Indra Gunawan selaku Staf Ahli Menteri Bidang Pembangunan Keluarga Kementerian Pemberdayaan Perempuan dan Perlindungan Anak (KemenPPPA), mengungkapkan bahwa keluarga dan masyarakat dapat berkontribusi dalam pencegahan tindak pidana kekerasan seksual (TPKS), juga menyoroti fenomena anak yang menjadi korban namun enggan menceritakannya karena takut menjadi aib dan mencoreng nama keluarga.

Menurutnya keluarga sebagai lembaga terkecil tempat yang aman bagi setiap anggota melindungi anak-anak mereka dari kekerasan seksual. Peran keluarga dalam pencegahan dapat dimulai dari pemberian edukasi kepada seluruh anggota keluarga, dengan membangun komunikasi yang berkualitas bagi anggota keluarga. Pencegahan kekerasan seksual yang terjadi dalam lingkup keluarga perlu terus digaungkan secara terus menerus.

Ratri Kartikaningtyas, anggota Himpunan Psikologi Indonesia (HIMPSI) dan Asosiasi Psikologi Forensik (APSIFOR), mengatakan kekerasan seksual bisa terjadi oleh orang terdekat. Padahal seharusnya, membentuk keluarga yang sehat jasmani dan rohani, pengelolaan stress, relasi yang hangat dan sehat suami istri, edukasi seks pada anak sesuai usia, komunikasi terbuka dan ruang aman untuk bicara.

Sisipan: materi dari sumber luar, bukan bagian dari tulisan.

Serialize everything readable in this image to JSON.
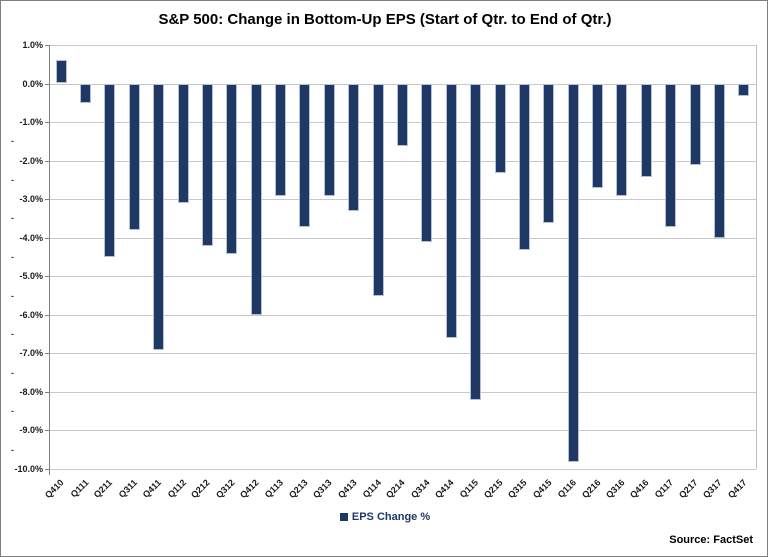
{
  "title": "S&P 500: Change in Bottom-Up EPS (Start of Qtr. to End of Qtr.)",
  "source": "Source: FactSet",
  "legend": {
    "label": "EPS Change %",
    "marker_color": "#1f3864"
  },
  "colors": {
    "bar": "#1f3864",
    "bar_border": "#b4c0da",
    "gridline": "#c9c9c9",
    "axis": "#7f7f7f",
    "text": "#1a1a1a"
  },
  "chart_data": {
    "type": "bar",
    "title": "S&P 500: Change in Bottom-Up EPS (Start of Qtr. to End of Qtr.)",
    "xlabel": "",
    "ylabel": "",
    "categories": [
      "Q410",
      "Q111",
      "Q211",
      "Q311",
      "Q411",
      "Q112",
      "Q212",
      "Q312",
      "Q412",
      "Q113",
      "Q213",
      "Q313",
      "Q413",
      "Q114",
      "Q214",
      "Q314",
      "Q414",
      "Q115",
      "Q215",
      "Q315",
      "Q415",
      "Q116",
      "Q216",
      "Q316",
      "Q416",
      "Q117",
      "Q217",
      "Q317",
      "Q417"
    ],
    "series": [
      {
        "name": "EPS Change %",
        "values": [
          0.6,
          -0.5,
          -4.5,
          -3.8,
          -6.9,
          -3.1,
          -4.2,
          -4.4,
          -6.0,
          -2.9,
          -3.7,
          -2.9,
          -3.3,
          -5.5,
          -1.6,
          -4.1,
          -6.6,
          -8.2,
          -2.3,
          -4.3,
          -3.6,
          -9.8,
          -2.7,
          -2.9,
          -2.4,
          -3.7,
          -2.1,
          -4.0,
          -0.3
        ]
      }
    ],
    "ylim": [
      -10,
      1
    ],
    "y_tick_step": 1,
    "y_axis": {
      "tick_labels": [
        "1.0%",
        "0.0%",
        "-1.0%",
        "-2.0%",
        "-3.0%",
        "-4.0%",
        "-5.0%",
        "-6.0%",
        "-7.0%",
        "-8.0%",
        "-9.0%",
        "-10.0%"
      ],
      "minor_tick_glyph": "-",
      "minor_tick_values": [
        -1.5,
        -2.5,
        -3.5,
        -4.5,
        -5.5,
        -6.5,
        -7.5,
        -8.5,
        -9.5
      ]
    },
    "grid": true,
    "legend_position": "bottom-center"
  }
}
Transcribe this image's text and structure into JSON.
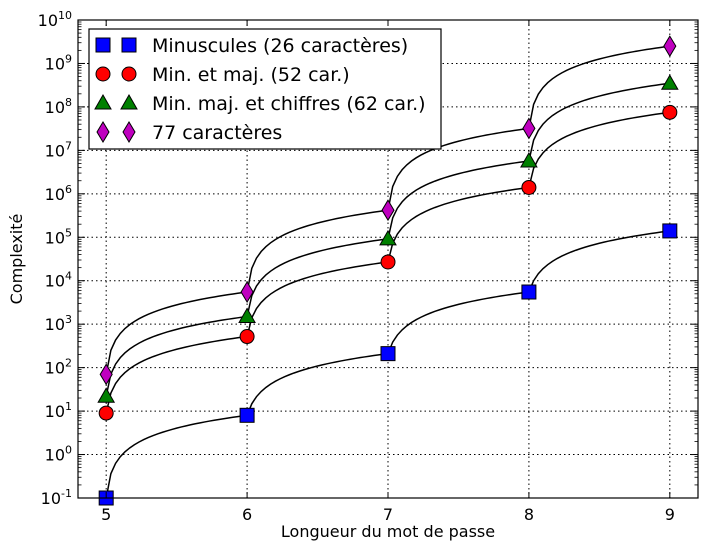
{
  "chart_data": {
    "type": "line",
    "xlabel": "Longueur du mot de passe",
    "ylabel": "Complexité",
    "xlim": [
      4.8,
      9.2
    ],
    "ylim": [
      -1,
      10
    ],
    "yscale": "log",
    "grid": true,
    "legend_position": "top-left",
    "x_ticks": [
      5,
      6,
      7,
      8,
      9
    ],
    "y_tick_exponents": [
      -1,
      0,
      1,
      2,
      3,
      4,
      5,
      6,
      7,
      8,
      9,
      10
    ],
    "y_tick_base": "10",
    "x": [
      5,
      6,
      7,
      8,
      9
    ],
    "series": [
      {
        "name": "Minuscules (26 caractères)",
        "marker": "square",
        "color": "#0000ff",
        "values": [
          0.1,
          8,
          210,
          5500,
          140000
        ]
      },
      {
        "name": "Min. et maj. (52 car.)",
        "marker": "circle",
        "color": "#ff0000",
        "values": [
          9,
          520,
          27000,
          1400000,
          75000000
        ]
      },
      {
        "name": "Min. maj. et chiffres (62 car.)",
        "marker": "triangle",
        "color": "#008000",
        "values": [
          22,
          1500,
          92000,
          5700000,
          350000000
        ]
      },
      {
        "name": "77 caractères",
        "marker": "diamond",
        "color": "#bf00bf",
        "values": [
          70,
          5500,
          420000,
          32000000,
          2500000000
        ]
      }
    ]
  }
}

Sebuah keluarga terdapat dinamika yang menyebabkan terjadinya kekerasan seksual, untuk mencegah kekerasan seksual harus adanya kolaborasi dan sinergi seluruh pihak keluarga. Keluarga yang sehat akan menciptakan anak yang sehat yang terhindar dari kekerasan seksual. ( REPUBLIKA.CO.ID, 27/8/2023 )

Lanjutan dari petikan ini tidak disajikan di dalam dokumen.